Wszystko po załamaniu indeksów w Chinach. Giełda w Szanghaju zanotowała na zamknięciu spadek aż o 8,5 proc. - Inwestorzy nie tylko boją się kryzysu, ale także tego, czy tamtejsze władze sobie z nim poradzą. Kondycja chińskiej gospodarki budzi obawy od dłuższego czasu. Ostatnio strach ten jest jednak z każdym dniem większy i rozlewa się na cały świat - twierdzi Marcin Kiepas, dyrektor działu analiz Admiral Markets.

WIDEO: Chiński kryzys będzie oznaczał kryzys ogólnoświatowy. - Złoty może tracić na wartości - ocenia ekspert.

Źródło: AIP

Traci nie tylko rynek akcji
- Rynki są w panice - powiedział cytowany przez "The Times" Takako Masai, specjalista z Shinsei Banku w Tokio. - Sprawy zaczynają przypominać azjatycki kryzys finansowy z drugiej połowy lat 90. Spekulanci sprzedają walory, które wydają się najbardziej ryzykowne - dodał.

Obawy o kondycję chińskiej gospodarki kładą się cieniem nie tylko na rynki akcji (japoński indeks Nikkei zanotował wczoraj największy jednodniowy spadek od 2007 roku - 4,61 proc., niemiecki DAX jest najniżej od 7 miesięcy - spadł wczoraj o 4,70 proc., a nasz WIG20 od 3 lat - spadek o 5,66 proc.).

Mają wpływ na rynek surowcowy i walutowy. Miedź i ropa są najtańsze od 2009 roku. Ich dalsze spadki nie są wykluczone. Spadają też ceny innych surowców. Wyjątkiem jest złoto, które zyskuje na chińskim strachu i jest najdroższe od 6 tygodni. Analizując sytuację na wykresie tego kruszcu można jednak dojść do wniosku, że to jedynie ruch korekcyjny, a spadki w długim terminie pozostają scenariuszem bazowym. Inwestorzy pozbywają się też walut rynków wschodzących, które tradycyjnie uchodzą za ryzykowne.

W tej grupie znalazł się również polski złoty. Aczkolwiek spisuje się on relatywnie dobrze, jak na tę skalę pogorszenia klimatu inwestycyjnego.

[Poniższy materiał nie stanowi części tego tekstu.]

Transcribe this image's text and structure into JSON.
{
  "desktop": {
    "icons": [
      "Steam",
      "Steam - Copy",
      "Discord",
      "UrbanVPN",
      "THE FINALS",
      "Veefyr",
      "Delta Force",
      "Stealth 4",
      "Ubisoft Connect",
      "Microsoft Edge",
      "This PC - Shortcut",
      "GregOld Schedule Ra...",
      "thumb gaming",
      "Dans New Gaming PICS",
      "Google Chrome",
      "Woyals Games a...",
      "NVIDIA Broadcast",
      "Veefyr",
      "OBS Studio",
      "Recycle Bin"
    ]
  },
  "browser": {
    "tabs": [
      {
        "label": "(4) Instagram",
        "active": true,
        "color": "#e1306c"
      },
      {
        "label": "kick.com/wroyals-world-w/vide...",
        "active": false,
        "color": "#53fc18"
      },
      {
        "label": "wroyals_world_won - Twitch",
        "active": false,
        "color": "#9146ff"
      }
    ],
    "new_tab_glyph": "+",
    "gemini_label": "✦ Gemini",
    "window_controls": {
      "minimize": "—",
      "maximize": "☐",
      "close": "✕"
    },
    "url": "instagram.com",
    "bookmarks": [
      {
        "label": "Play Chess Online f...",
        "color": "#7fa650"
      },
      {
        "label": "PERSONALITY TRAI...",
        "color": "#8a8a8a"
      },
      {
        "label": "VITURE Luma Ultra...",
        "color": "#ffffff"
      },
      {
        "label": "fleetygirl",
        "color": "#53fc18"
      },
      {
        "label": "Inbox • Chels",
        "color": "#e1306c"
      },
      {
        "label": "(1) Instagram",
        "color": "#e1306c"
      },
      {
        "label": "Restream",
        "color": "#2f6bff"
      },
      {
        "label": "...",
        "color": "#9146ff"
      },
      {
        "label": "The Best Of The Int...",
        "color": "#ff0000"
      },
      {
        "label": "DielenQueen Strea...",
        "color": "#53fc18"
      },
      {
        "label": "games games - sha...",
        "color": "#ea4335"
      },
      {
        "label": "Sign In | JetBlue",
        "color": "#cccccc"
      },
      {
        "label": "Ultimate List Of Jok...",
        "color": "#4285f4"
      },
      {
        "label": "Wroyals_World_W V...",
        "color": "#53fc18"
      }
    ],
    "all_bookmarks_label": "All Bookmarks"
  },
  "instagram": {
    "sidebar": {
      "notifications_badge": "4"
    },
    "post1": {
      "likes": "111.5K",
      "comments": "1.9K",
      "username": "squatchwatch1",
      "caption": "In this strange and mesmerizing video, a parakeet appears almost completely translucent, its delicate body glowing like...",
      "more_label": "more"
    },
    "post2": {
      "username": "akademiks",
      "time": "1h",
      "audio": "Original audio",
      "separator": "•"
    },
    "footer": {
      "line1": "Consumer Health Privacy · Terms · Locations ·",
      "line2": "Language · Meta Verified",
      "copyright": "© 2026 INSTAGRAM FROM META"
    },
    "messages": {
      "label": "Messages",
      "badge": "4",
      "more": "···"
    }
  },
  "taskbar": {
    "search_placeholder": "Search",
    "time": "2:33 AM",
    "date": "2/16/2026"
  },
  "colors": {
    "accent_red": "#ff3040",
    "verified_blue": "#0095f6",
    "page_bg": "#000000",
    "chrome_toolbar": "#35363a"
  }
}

- Wczoraj o godzinie 13.14 kurs euro testował poziom 4,2360 zł wobec 4,2225 zł w piątek na koniec dnia - mówi Kiepas z Admiral Markets. Na koniec dnia za euro trzeba było zapłacić 4,23 zł, a za dolara 3,66 zł.

Polska dostaje rykoszetem
Wczoraj wśród liderów spadków na naszej giełdzie znalazły się spółki surowcowe, takie jak KGHM, który cierpi poprzez spadające ceny miedzi, czy Bogdanka, z którą Energa zerwała wieloletni kontrakt na dostawę węgla. - W zasadzie w tym momencie nie mamy konkretnych informacji, dlaczego inwestorzy wycofują się z rynku. Dopóki nie będziemy mieli pewności, co tak naprawdę dzieje się w Chinach, nie będziemy mogli mówić o zbliżającym się odbiciu czy rozpoczęciu kryzysu na światowych parkietach - prognozuje Michał Stajniak, analityk XTrade Brokers.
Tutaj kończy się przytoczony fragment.